Politik
Die SPÖ Oberösterreich hat Landeshauptmann Thomas Stelzer (ÖVP) aufgefordert, beim Thema Energiekrise „zu handeln“, mit dem Landesversorger Energie AG einen Preis zu vereinbaren und einen Gipfel der Sozialpartner einzuberufen. Bevölkerung, Unternehmen und Gemeinden konnten sich die erhöhten Kosten nicht leisten.
21.09.2022 11.58
Online ab heute, 11.58 Uhr
Auch Regierungschef Michael Lindner ging am Mittwoch auf einer Pressekonferenz auf die Warnungen von Industrieverband und IHK ein.
„Abwarten und Zögern ist falsch“
„Abwarten und Zögern ist falsch, Oberösterreich darf sich nicht hinter dem Bund verstecken, sondern muss als Land Verantwortung übernehmen“, forderte Lindner beim Gipfel der Sozialpartner Wirtschaftsminister Markus Achleitner (ÖVP). Dabei ging er auf drei Punkte ein: das Auslaufen der Preisgarantie der Energie AG zum Jahresende, die Unsicherheiten um ein Stromeinspargesetz und die Situation in den Kommunen.

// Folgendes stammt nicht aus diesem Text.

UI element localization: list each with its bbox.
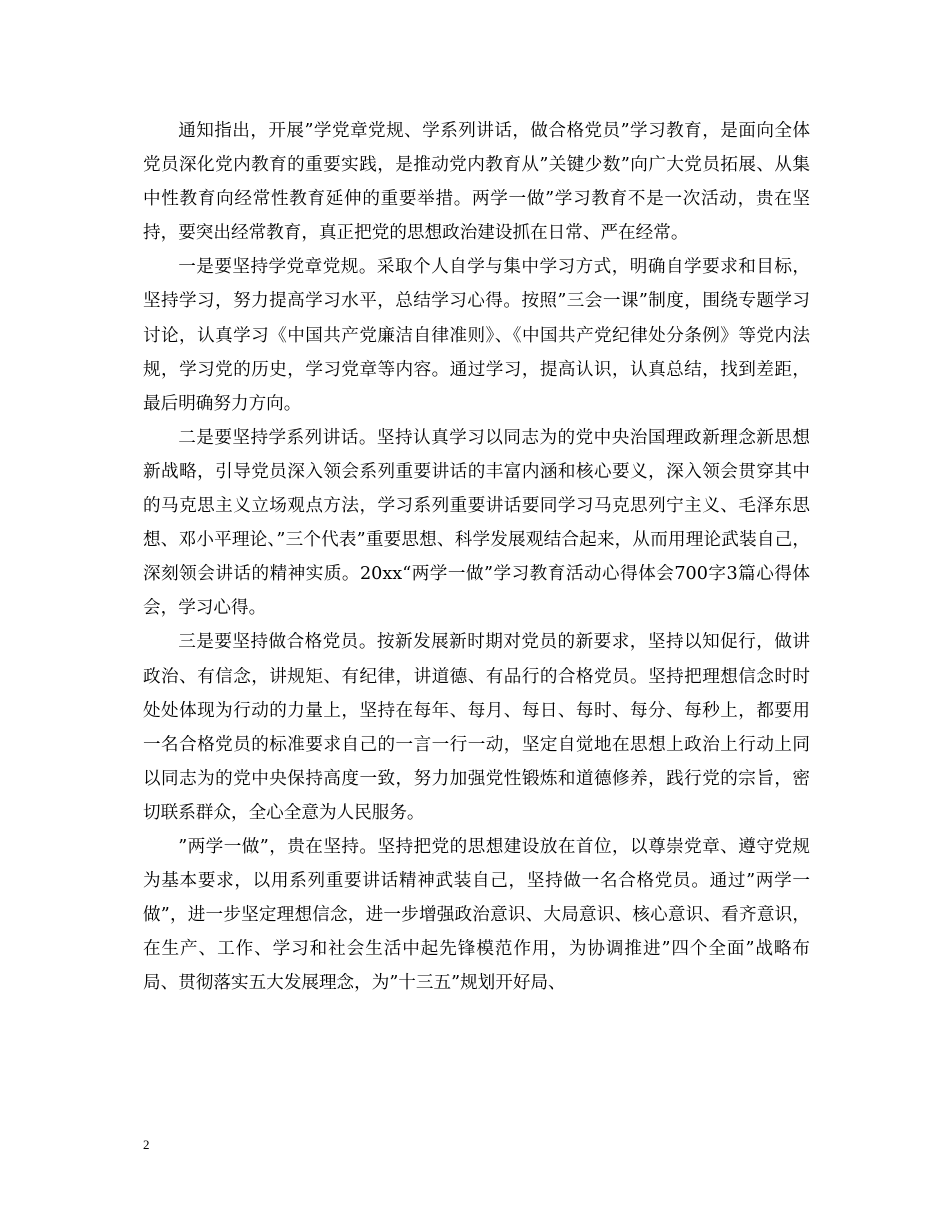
page-number: 2 bbox=[143, 1137, 150, 1152]
paragraph-notice: 通知指出，开展”学党章党规、学系列讲话，做合格党员”学习教育，是面向全体党员深化党内教育的重要实践，是推动党内教育从”关键少数”向广大党员拓展、从集中性教育向经常性教育延伸的重要举措。两学一做”学习教育不是一次活动，贵在坚持，要突出经常教育，真正把党的思想政治建设抓在日常、严在经常。 bbox=[143, 121, 810, 244]
paragraph-point-two: 二是要坚持学系列讲话。坚持认真学习以同志为的党中央治国理政新理念新思想新战略，引导党员深入领会系列重要讲话的丰富内涵和核心要义，深入领会贯穿其中的马克思主义立场观点方法，学习系列重要讲话要同学习马克思列宁主义、毛泽东思想、邓小平理论、”三个代表”重要思想、科学发展观结合起来，从而用理论武装自己，深刻领会讲话的精神实质。20xx“两学一做”学习教育活动心得体会700字3篇心得体会，学习心得。 bbox=[143, 427, 810, 619]
paragraph-point-one: 一是要坚持学党章党规。采取个人自学与集中学习方式，明确自学要求和目标，坚持学习，努力提高学习水平，总结学习心得。按照”三会一课”制度，围绕专题学习讨论，认真学习《中国共产党廉洁自律准则》、《中国共产党纪律处分条例》等党内法规，学习党的历史，学习党章等内容。通过学习，提高认识，认真总结，找到差距，最后明确努力方向。 bbox=[143, 257, 810, 414]
paragraph-conclusion: ”两学一做”，贵在坚持。坚持把党的思想建设放在首位，以尊崇党章、遵守党规为基本要求，以用系列重要讲话精神武装自己，坚持做一名合格党员。通过”两学一做”，进一步坚定理想信念，进一步增强政治意识、大局意识、核心意识、看齐意识，在生产、工作、学习和社会生活中起先锋模范作用，为协调推进”四个全面”战略布局、贯彻落实五大发展理念，为”十三五”规划开好局、 bbox=[143, 836, 810, 994]
paragraph-point-three: 三是要坚持做合格党员。按新发展新时期对党员的新要求，坚持以知促行，做讲政治、有信念，讲规矩、有纪律，讲道德、有品行的合格党员。坚持把理想信念时时处处体现为行动的力量上，坚持在每年、每月、每日、每时、每分、每秒上，都要用一名合格党员的标准要求自己的一言一行一动，坚定自觉地在思想上政治上行动上同以同志为的党中央保持高度一致，努力加强党性锻炼和道德修养，践行党的宗旨，密切联系群众，全心全意为人民服务。 bbox=[143, 632, 810, 823]
document-body bbox=[143, 114, 810, 1000]
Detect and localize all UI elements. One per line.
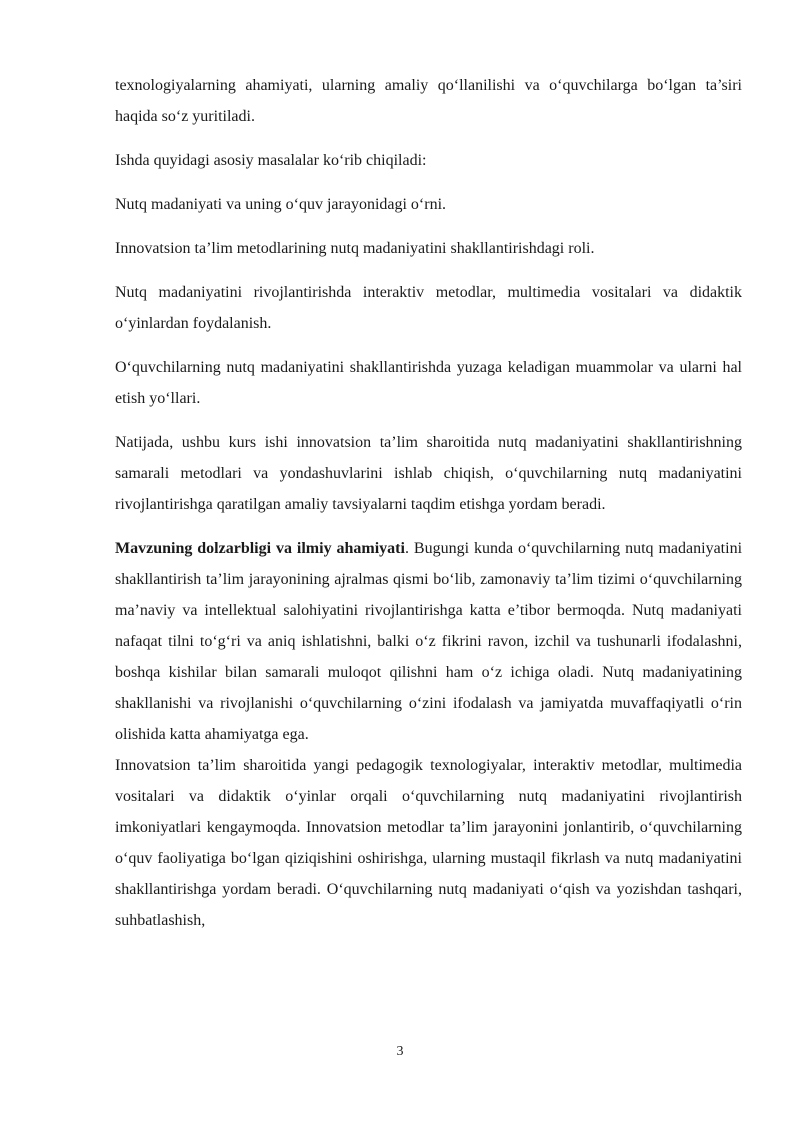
- paragraph-intro-continuation: texnologiyalarning ahamiyati, ularning amaliy qo‘llanilishi va o‘quvchilarga bo‘lgan ta’siri haqida so‘z yuritiladi.: [115, 77, 742, 125]
- paragraph-issue-2: Innovatsion ta’lim metodlarining nutq madaniyatini shakllantirishdagi roli.: [115, 240, 595, 257]
- paragraph-issue-3: Nutq madaniyatini rivojlantirishda interaktiv metodlar, multimedia vositalari va didaktik o‘yinlardan foydalanish.: [115, 284, 742, 332]
- relevance-heading: Mavzuning dolzarbligi va ilmiy ahamiyati: [115, 540, 405, 557]
- relevance-text: . Bugungi kunda o‘quvchilarning nutq madaniyatini shakllantirish ta’lim jarayonining ajralmas qismi bo‘lib, zamonaviy ta’lim tizimi o‘quvchilarning ma’naviy va intellektual salohiyatini rivojlantirishga katta e’tibor bermoqda. Nutq madaniyati nafaqat tilni to‘g‘ri va aniq ishlatishni, balki o‘z fikrini ravon, izchil va tushunarli ifodalashni, boshqa kishilar bilan samarali muloqot qilishni ham o‘z ichiga oladi. Nutq madaniyatining shakllanishi va rivojlanishi o‘quvchilarning o‘zini ifodalash va jamiyatda muvaffaqiyatli o‘rin olishida katta ahamiyatga ega.: [115, 540, 743, 743]
- paragraph-issues-intro: Ishda quyidagi asosiy masalalar ko‘rib chiqiladi:: [115, 152, 427, 169]
- paragraph-issue-1: Nutq madaniyati va uning o‘quv jarayonidagi o‘rni.: [115, 196, 447, 213]
- page-number: 3: [396, 1044, 404, 1059]
- paragraph-conclusion: Natijada, ushbu kurs ishi innovatsion ta’lim sharoitida nutq madaniyatini shakllantirishning samarali metodlari va yondashuvlarini ishlab chiqish, o‘quvchilarning nutq madaniyatini rivojlantirishga qaratilgan amaliy tavsiyalarni taqdim etishga yordam beradi.: [115, 434, 742, 513]
- paragraph-innovation: Innovatsion ta’lim sharoitida yangi pedagogik texnologiyalar, interaktiv metodlar, multimedia vositalari va didaktik o‘yinlar orqali o‘quvchilarning nutq madaniyatini rivojlantirish imkoniyatlari kengaymoqda. Innovatsion metodlar ta’lim jarayonini jonlantirib, o‘quvchilarning o‘quv faoliyatiga bo‘lgan qiziqishini oshirishga, ularning mustaqil fikrlash va nutq madaniyatini shakllantirishga yordam beradi. O‘quvchilarning nutq madaniyati o‘qish va yozishdan tashqari, suhbatlashish,: [115, 757, 742, 929]
- paragraph-relevance: [115, 533, 742, 750]
- document-page: [115, 70, 742, 936]
- paragraph-issue-4: O‘quvchilarning nutq madaniyatini shakllantirishda yuzaga keladigan muammolar va ularni hal etish yo‘llari.: [115, 359, 742, 407]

Stelzer musste alle Spieler an einen Tisch bringen, um einen Energiepreis zu errechnen. Beim Stromspargesetz soll der Landeshauptmann für Klarheit sorgen, “auch in der Bundesregierung”. In Kärnten und Niederösterreich gibt es bereits Pläne mit den Landesenergieversorgern.
“Das Geld fließt in andere Projekte”
Kommunen könnten eine Strompreiserhöhung nicht mehr selbst verkraften, das Geld würde dann in andere Projekte fließen. Immerhin gibt es ein Hilfspaket von 30 Millionen Euro für die Gemeinden. Zudem solle Oberösterreich “eine Kommunalvergütung von 80 Prozent des Vorjahresverbrauchs zu einem sicheren Preis von 15 bis 20 Cent” pro kWh anbieten, forderte Lindner.

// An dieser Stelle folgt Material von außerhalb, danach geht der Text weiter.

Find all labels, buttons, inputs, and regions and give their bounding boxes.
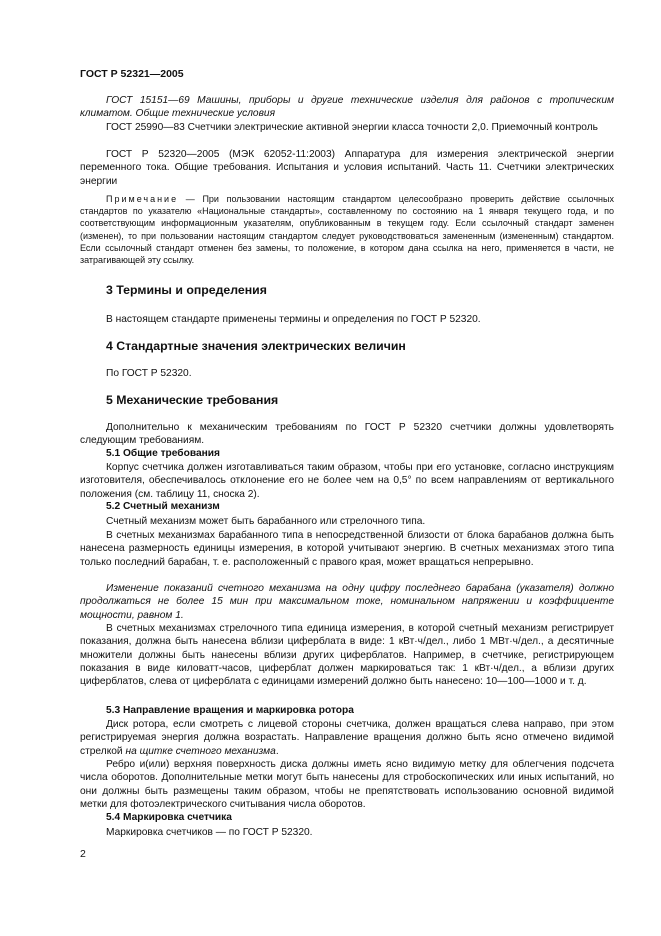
section-3-heading: 3 Термины и определения <box>106 283 267 297</box>
section-5-3-p1-text: Диск ротора, если смотреть с лицевой стороны счетчика, должен вращаться слева направо, при этом регистрируемая энергия должна возрастать. Направление вращения должно быть ясно отмечено видимой стрелкой <box>80 719 614 757</box>
section-5-heading: 5 Механические требования <box>106 393 279 407</box>
section-3-text: В настоящем стандарте применены термины и определения по ГОСТ Р 52320. <box>106 314 481 325</box>
section-5-2-p2: В счетных механизмах барабанного типа в непосредственной близости от блока барабанов должна быть нанесена размерность единицы измерения, в которой учитывают энергию. В счетных механизмах этого типа только последний барабан, т. е. расположенный с правого края, может вращаться непрерывно. <box>80 530 614 568</box>
reference-gost-r-52320: ГОСТ Р 52320—2005 (МЭК 62052-11:2003) Аппаратура для измерения электрической энергии переменного тока. Общие требования. Испытания и условия испытаний. Часть 11. Счетчики электрических энергии <box>80 149 614 187</box>
note-label: Примечание <box>106 194 179 204</box>
section-5-3-p1-italic: на щитке счетного механизма <box>125 745 276 757</box>
reference-gost-25990: ГОСТ 25990—83 Счетчики электрические активной энергии класса точности 2,0. Приемочный контроль <box>106 122 598 133</box>
reference-gost-15151: ГОСТ 15151—69 Машины, приборы и другие технические изделия для районов с тропическим климатом. Общие технические условия <box>80 95 614 120</box>
section-5-2-p1: Счетный механизм может быть барабанного или стрелочного типа. <box>106 516 426 527</box>
section-5-3-p1 <box>80 718 614 758</box>
section-5-4-text: Маркировка счетчиков — по ГОСТ Р 52320. <box>106 827 313 838</box>
page-number: 2 <box>80 848 86 860</box>
section-5-2-heading: 5.2 Счетный механизм <box>106 501 220 512</box>
section-4-heading: 4 Стандартные значения электрических величин <box>106 339 406 353</box>
section-5-3-p2: Ребро и(или) верхняя поверхность диска должны иметь ясно видимую метку для облегчения подсчета числа оборотов. Дополнительные метки могут быть нанесены для стробоскопических или иных испытаний, но они должны быть размещены таким образом, чтобы не препятствовать использованию основной видимой метки для фотоэлектрического считывания числа оборотов. <box>80 759 614 810</box>
section-5-intro: Дополнительно к механическим требованиям по ГОСТ Р 52320 счетчики должны удовлетворять следующим требованиям. <box>80 422 614 447</box>
section-5-1-heading: 5.1 Общие требования <box>106 448 220 459</box>
note-paragraph <box>80 193 614 266</box>
section-5-1-text: Корпус счетчика должен изготавливаться таким образом, чтобы при его установке, согласно инструкциям изготовителя, обеспечивалось отклонение его не более чем на 0,5° по всем направлениям от вертикального положения (см. таблицу 11, сноска 2). <box>80 462 614 500</box>
section-5-4-heading: 5.4 Маркировка счетчика <box>106 812 232 823</box>
document-header: ГОСТ Р 52321—2005 <box>80 68 184 80</box>
section-5-2-p4: В счетных механизмах стрелочного типа единица измерения, в которой счетный механизм регистрирует показания, должна быть нанесена вблизи циферблата в виде: 1 кВт·ч/дел., либо 1 МВт·ч/дел., а десятичные множители должны быть нанесены вблизи других циферблатов. Например, в счетчике, регистрирующем показания в виде киловатт-часов, циферблат должен маркироваться так: 1 кВт·ч/дел., а вблизи других циферблатов, слева от циферблата с единицами измерений должно быть нанесено: 10—100—1000 и т. д. <box>80 623 614 688</box>
note-text: — При пользовании настоящим стандартом целесообразно проверить действие ссылочных стандартов по указателю «Национальные стандарты», составленному по состоянию на 1 января текущего года, и по соответствующим информационным указателям, опубликованным в текущем году. Если ссылочный стандарт заменен (изменен), то при пользовании настоящим стандартом следует руководствоваться замененным (измененным) стандартом. Если ссылочный стандарт отменен без замены, то положение, в котором дана ссылка на него, применяется в части, не затрагивающей эту ссылку. <box>80 194 614 266</box>
section-4-text: По ГОСТ Р 52320. <box>106 368 192 379</box>
section-5-3-heading: 5.3 Направление вращения и маркировка ротора <box>106 705 354 716</box>
section-5-2-p3: Изменение показаний счетного механизма на одну цифру последнего барабана (указателя) должно продолжаться не более 15 мин при максимальном токе, номинальном напряжении и коэффициенте мощности, равном 1. <box>80 583 614 621</box>
section-5-3-p1-end: . <box>275 745 279 757</box>
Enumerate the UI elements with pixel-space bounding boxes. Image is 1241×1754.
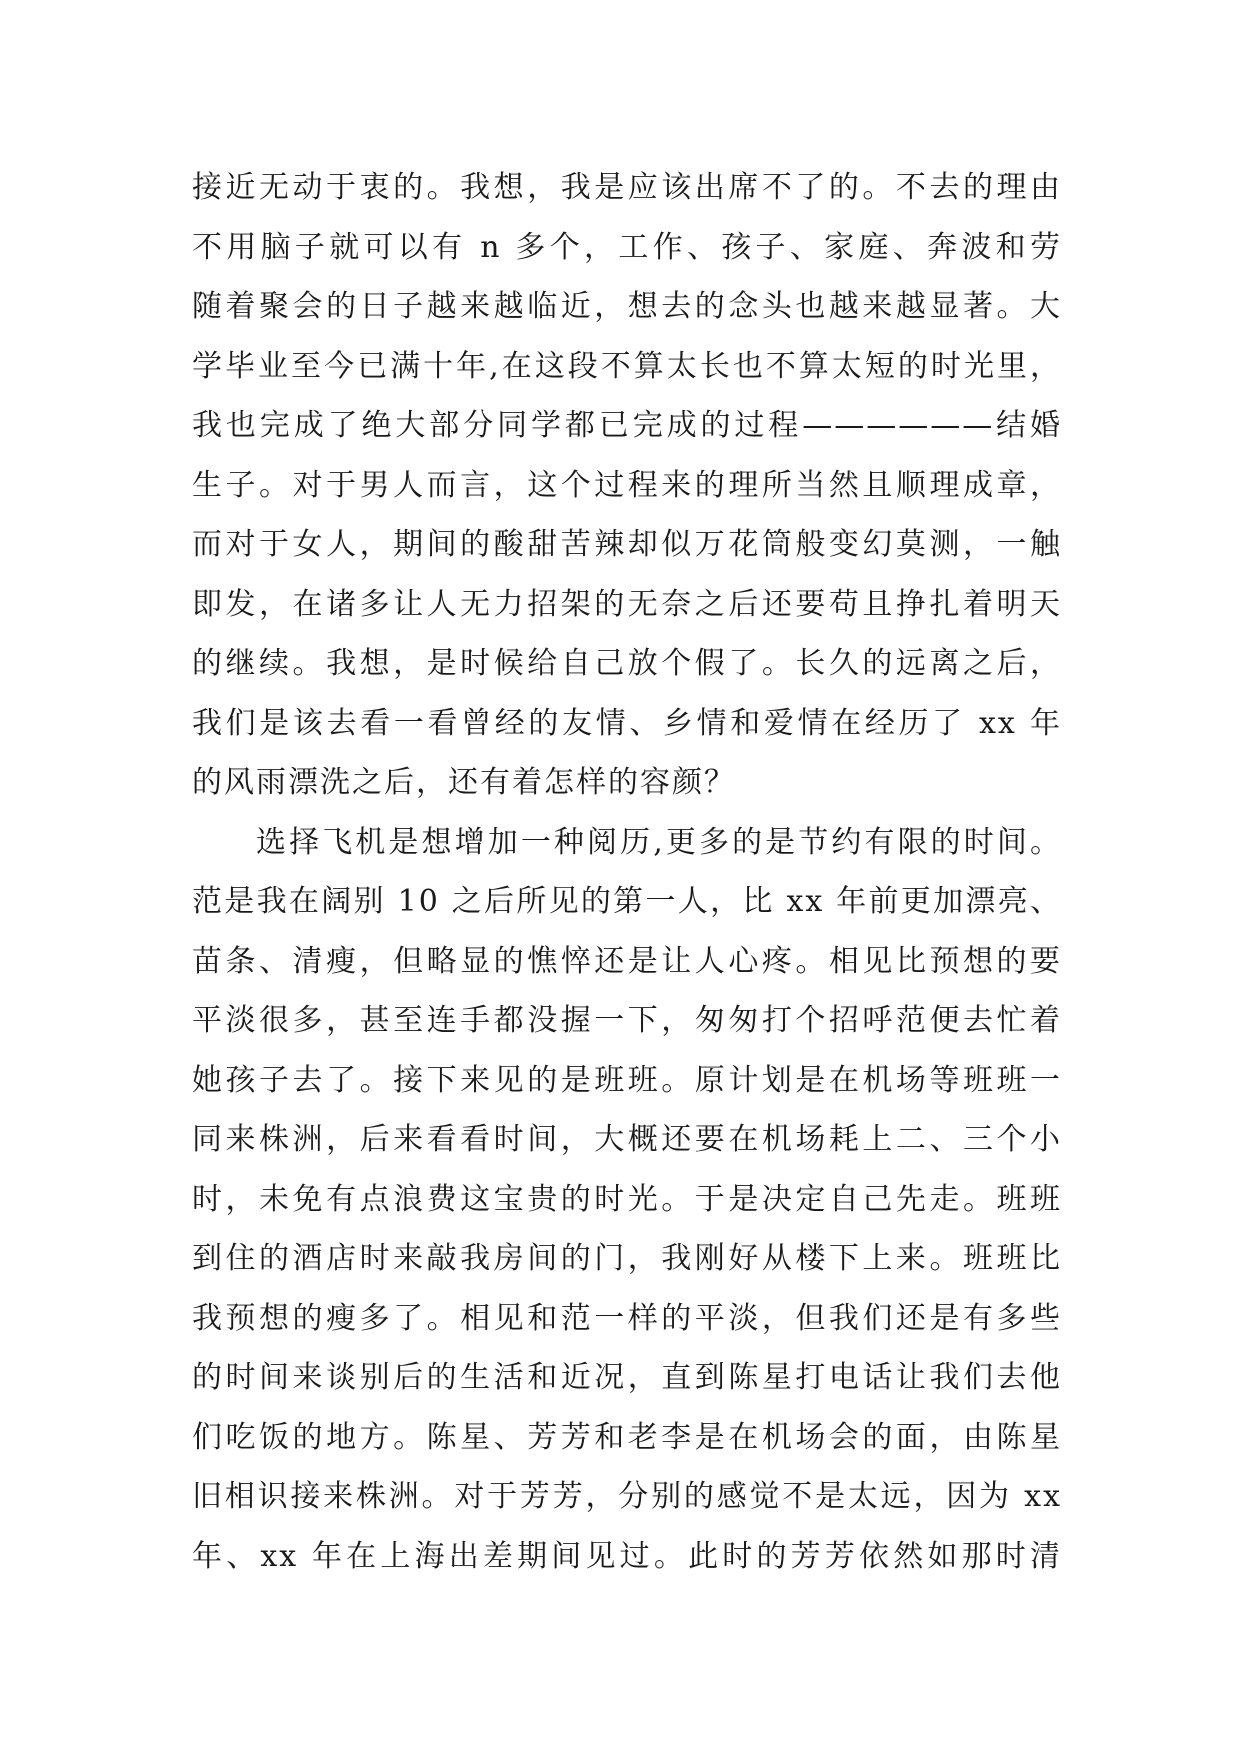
text-line: 旧相识接来株洲。对于芳芳，分别的感觉不是太远，因为 xx [192, 1479, 1062, 1514]
text-line: 我也完成了绝大部分同学都已完成的过程——————结婚 [192, 408, 1062, 443]
text-line: 苗条、清瘦，但略显的憔悴还是让人心疼。相见比预想的要 [192, 943, 1062, 979]
text-line: 我预想的瘦多了。相见和范一样的平淡，但我们还是有多些 [192, 1300, 1062, 1336]
text-line: 随着聚会的日子越来越临近，想去的念头也越来越显著。大 [192, 289, 1062, 324]
paragraph-first-line: 选择飞机是想增加一种阅历,更多的是节约有限的时间。 [256, 824, 1062, 860]
text-line: 学毕业至今已满十年,在这段不算太长也不算太短的时光里， [192, 348, 1062, 384]
text-line: 到住的酒店时来敲我房间的门，我刚好从楼下上来。班班比 [192, 1241, 1062, 1276]
text-line: 接近无动于衷的。我想，我是应该出席不了的。不去的理由 [192, 170, 1062, 205]
text-line: 们吃饭的地方。陈星、芳芳和老李是在机场会的面，由陈星 [192, 1419, 1062, 1455]
text-line: 生子。对于男人而言，这个过程来的理所当然且顺理成章， [192, 467, 1062, 503]
text-line: 范是我在阔别 10 之后所见的第一人，比 xx 年前更加漂亮、 [192, 884, 1062, 919]
text-line: 的风雨漂洗之后，还有着怎样的容颜？ [192, 765, 736, 800]
text-line: 不用脑子就可以有 n 多个，工作、孩子、家庭、奔波和劳 [192, 229, 1062, 265]
body-text [192, 158, 1062, 1586]
text-line: 而对于女人，期间的酸甜苦辣却似万花筒般变幻莫测，一触 [192, 527, 1062, 562]
text-line: 时，未免有点浪费这宝贵的时光。于是决定自己先走。班班 [192, 1181, 1062, 1217]
text-line: 同来株洲，后来看看时间，大概还要在机场耗上二、三个小 [192, 1122, 1062, 1157]
text-line: 她孩子去了。接下来见的是班班。原计划是在机场等班班一 [192, 1062, 1062, 1098]
text-line: 年、xx 年在上海出差期间见过。此时的芳芳依然如那时清 [192, 1538, 1062, 1574]
text-line: 的时间来谈别后的生活和近况，直到陈星打电话让我们去他 [192, 1360, 1062, 1395]
text-line: 的继续。我想，是时候给自己放个假了。长久的远离之后， [192, 646, 1062, 681]
text-line: 我们是该去看一看曾经的友情、乡情和爱情在经历了 xx 年 [192, 705, 1062, 741]
text-line: 即发，在诸多让人无力招架的无奈之后还要苟且挣扎着明天 [192, 586, 1062, 622]
text-line: 平淡很多，甚至连手都没握一下，匆匆打个招呼范便去忙着 [192, 1003, 1062, 1038]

„Das sichert den Betrieb von Kindergärten, Schulen, Feuerwehren und anderen Einrichtungen und schafft zudem einen Anreiz zum Energiesparen.“ Für die Energie AG ist das machbar und das Land verdient bereits gut an der Inflation. Die Kommunen werden jetzt ihre Haushalte aufstellen und hätten noch keine Stromlieferverträge für nächstes Jahr, sie brauchten jetzt Sicherheit, betonte der Politiker.